Askeri savcılık takipsizlik kararı verdi, iş bitti!
Öyle mi?..
Demek bu kadar kolay.
34 vatandaş kendi ülkelerinin savaş uçakları tarafından bombalarla katledilecek, ama “N’apalım hata olmuş!” deyip geçilecek, bir insanlık suçunun üstü örtülecek!
Öyle mi?..
Kaçınılmaz hata diye yürünüp gidilecek!
Öyle mi?..
Katliamın hesabını soramayandan hesap soramayacaksak...
Böylesi, bu kadarı bir ‘aşiret devleti’nde bile olmaz. Bir aşirette bile en azından bir sorumlu bulunur, cezalandırılır ve vicdanlar bir parça olsun rahatlatılır.
Bizim memlekette bu kadarı bile olmayacak mı?..
Yazıktır, günahtır.
Bu toprakların insanları bu kadar acıyı, bu kadar haksızlığı, bu kadar vicdansızlığı hak etmiyor.
Tekrar altını çiziyorum.
Roboski katliamının hesabını sormayan, soramayan bir Türkiye’de ne demokrasiden, ne hukukun üstünlüğünden, ne insan haklarından söz edilebilir.
Bu değerlerin hepsi bok çukurunda demektir!
Bu memlekette, “Eyy Genelkurmay Başkanı! Gel bakalım, otur şuraya. 34 Kürt köylüsünün can verdiği Roboski’nin, o korkunç ‘kaçınılmaz hata’nın hesabını ver!” diyemeyeceksek...
Bu memlekette, “Eyy Başbakan! Eğer askerden bu katliamın hesabını soramıyorsan, bunun hesabını sen vereceksin. Bu hesap, adı demokratik hukuk devleti olan düzenlerde başka dünyada değil, bu dünyada verilir!” diyemeyeceksek...
O zaman çekin kuyruğunu gitsin!
Roboski’nin hesabını soramayan bir devlet düzeninde demokrasi yoktur.
Hukuk yoktur.
İnsan hayatının bu kadar ucuz olduğu bir memlekette insan hakları da yoktur.
Soruyorum yine:
Böyle bir Türkiye’de, böyle bir devlet düzeniyle, böyle bir Tayyip Erdoğan zihniyeti ve iktidarıyla, Kürt sorunu nasıl çözüm rayına oturabilir söyler misiniz?..

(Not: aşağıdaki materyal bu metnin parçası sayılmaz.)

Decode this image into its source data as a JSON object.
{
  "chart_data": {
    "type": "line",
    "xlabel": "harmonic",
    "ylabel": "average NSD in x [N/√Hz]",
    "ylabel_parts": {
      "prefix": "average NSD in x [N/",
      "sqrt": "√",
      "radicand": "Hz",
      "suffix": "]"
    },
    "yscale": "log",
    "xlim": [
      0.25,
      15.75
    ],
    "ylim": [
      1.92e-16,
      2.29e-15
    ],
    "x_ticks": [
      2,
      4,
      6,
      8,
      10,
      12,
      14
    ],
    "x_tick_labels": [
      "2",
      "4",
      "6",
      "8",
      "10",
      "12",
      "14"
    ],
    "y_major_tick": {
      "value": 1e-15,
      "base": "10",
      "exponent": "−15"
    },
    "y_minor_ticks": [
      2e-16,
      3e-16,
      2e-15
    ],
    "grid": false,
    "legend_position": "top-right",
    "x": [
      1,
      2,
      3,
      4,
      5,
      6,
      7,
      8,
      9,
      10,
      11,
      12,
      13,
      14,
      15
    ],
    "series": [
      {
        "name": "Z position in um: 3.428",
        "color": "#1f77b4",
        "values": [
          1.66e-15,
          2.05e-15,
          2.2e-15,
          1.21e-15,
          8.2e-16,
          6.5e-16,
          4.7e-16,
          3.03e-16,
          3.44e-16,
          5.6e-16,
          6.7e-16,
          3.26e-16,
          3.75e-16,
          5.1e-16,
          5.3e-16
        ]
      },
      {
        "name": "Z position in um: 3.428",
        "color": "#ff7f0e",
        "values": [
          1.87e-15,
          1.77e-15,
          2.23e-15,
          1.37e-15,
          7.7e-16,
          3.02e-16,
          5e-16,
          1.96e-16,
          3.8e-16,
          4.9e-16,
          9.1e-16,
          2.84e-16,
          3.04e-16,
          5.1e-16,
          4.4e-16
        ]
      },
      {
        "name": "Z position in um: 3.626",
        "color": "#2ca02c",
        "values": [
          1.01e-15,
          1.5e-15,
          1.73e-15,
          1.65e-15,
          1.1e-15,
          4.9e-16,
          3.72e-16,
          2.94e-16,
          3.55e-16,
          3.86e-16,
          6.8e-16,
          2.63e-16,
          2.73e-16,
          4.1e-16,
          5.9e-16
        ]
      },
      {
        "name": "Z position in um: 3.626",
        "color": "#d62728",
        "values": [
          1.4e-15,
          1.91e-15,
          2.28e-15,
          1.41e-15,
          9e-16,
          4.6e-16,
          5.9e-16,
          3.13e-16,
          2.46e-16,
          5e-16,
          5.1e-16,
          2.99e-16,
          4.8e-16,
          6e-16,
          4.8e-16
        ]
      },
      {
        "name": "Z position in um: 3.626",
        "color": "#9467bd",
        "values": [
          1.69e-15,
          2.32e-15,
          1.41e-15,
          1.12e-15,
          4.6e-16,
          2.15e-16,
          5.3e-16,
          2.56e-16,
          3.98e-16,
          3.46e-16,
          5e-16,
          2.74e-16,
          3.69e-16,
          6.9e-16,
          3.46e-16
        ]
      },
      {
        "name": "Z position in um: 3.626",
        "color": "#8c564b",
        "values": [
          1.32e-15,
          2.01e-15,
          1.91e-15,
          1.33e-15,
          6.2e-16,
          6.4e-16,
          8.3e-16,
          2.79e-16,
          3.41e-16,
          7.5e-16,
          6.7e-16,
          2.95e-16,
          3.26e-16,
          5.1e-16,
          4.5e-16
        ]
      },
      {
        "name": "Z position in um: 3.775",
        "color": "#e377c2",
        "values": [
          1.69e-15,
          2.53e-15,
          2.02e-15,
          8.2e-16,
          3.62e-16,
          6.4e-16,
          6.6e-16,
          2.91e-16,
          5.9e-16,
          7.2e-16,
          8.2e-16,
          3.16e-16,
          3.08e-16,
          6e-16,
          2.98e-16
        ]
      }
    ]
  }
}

Ne şaşırıyorsun ki, diyebilirsiniz.
Haklısınız.
Bu konularda Türkiye’nin nasıl perişanları oynadığını, nasıl ikinci, üçüncü sınıflığa mahkûm edildiğini 17 Aralık rüşvet ve yolsuzluk soruşturmasından beri zaten yaşıyoruz.
Evet, darbe teşebbüsü diye diye, devlet içinde çeteler diye diye, paralel devlet diye diye, hukukun tepelendiği bir süreçte, Roboski katliamının üstünün ‘kaçınılmaz hata’ diyerek kapatılmasına elbette şaşmak gerekmiyor.
Soruşturmayı karartmak ve gündem saptırmak için Ergenekon’un bile koluna girmeye yönelen, askere yeniden siyaset alanını açmaya başlayan Tayyip Erdoğan’ın artık şaşırtmadığı söylenebilir.
Roboski'de buluştuğum acılı ve vakur analar
Ben şimdi Roboski’yi anımsıyorum.
O acılı analar gözümün önünde.
Geçen yıl nisan ayında yağmurlu bir gün.
Berbat bir hava. Şakır şakır yağmur yağıyor. Sisli dağların arasından yılan gibi kıvrıla kıvrıla Şırnak’tan sınıra, Roboski köyüne doğru iniyoruz.
Ağaçlı bahçenin ortasında bir köy evi. Halı ve kilim serilmiş, çepeçevre minderlerle kaplı büyücek bir odaya ayakkabılarımızı çıkarıp yerleşiyoruz.
Ellerinde çocuklarının çerçeveli fotoğraflarıyla başörtülü, yemenili analar geliyor.
Etrafımıza oturuyorlar. Hepsi yaslı. Yüzlerinden acı akıyor. Ağır bir hava. Analar teker teker söz almaya başlayınca, içimde birden bir acı, hiç beklemediğim kadar büyük bir acı dallanıp budaklanıyor.
Öylesine sahici konuşuyorlar ki. Acılar öylesine yüreklerinin derinliklerinden kopup geliyor ki.
Ve öylesine vakur bir halleri var ki. Hem yaşadıkları evlat acısı, hem uğradıkları haksızlık ve adaletsizlik anaları dimdik yapmış.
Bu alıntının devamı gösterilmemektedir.